The authors developed a two-layer GBDT model using routine blood test data to predict coronary heart disease, achieving comparable performance to a three-classification model. Results show that the model identifies individuals with coronary heart disease with high precision and recall, and the approach reveals consistent patterns in blood test data that may have clinical relevance. The model also demonstrates strong sensitivity for both health and disease categories. The two-layer GBDT model achieves high precision and recall for coronary heart disease detection. The model demonstrates strong sensitivity in identifying both healthy individuals and those with coronary heart disease. The approach reveals consistent patterns in routine blood test data that could be useful for clinical reference.

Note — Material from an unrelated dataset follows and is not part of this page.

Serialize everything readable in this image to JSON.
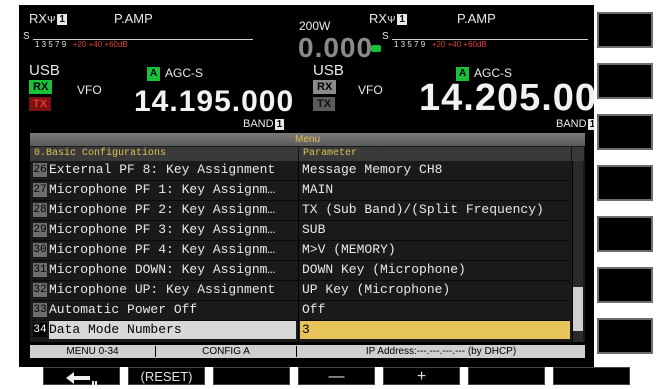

The experiments compare multiple machine learning algorithms using routine blood test data to classify health status and specific cardiovascular conditions. These evaluations validate the effectiveness of a hierarchical two-layer GBDT architecture against a direct multi-class approach, emphasizing classification reliability and clinical interpretability. The results consistently indicate that GBDT substantially outperforms logistic regression and SVM across all performance dimensions. Ultimately, the two-layer framework proves highly effective for disease stratification, matching the accuracy of direct classification while delivering transparent, clinically actionable insights for routine health screening.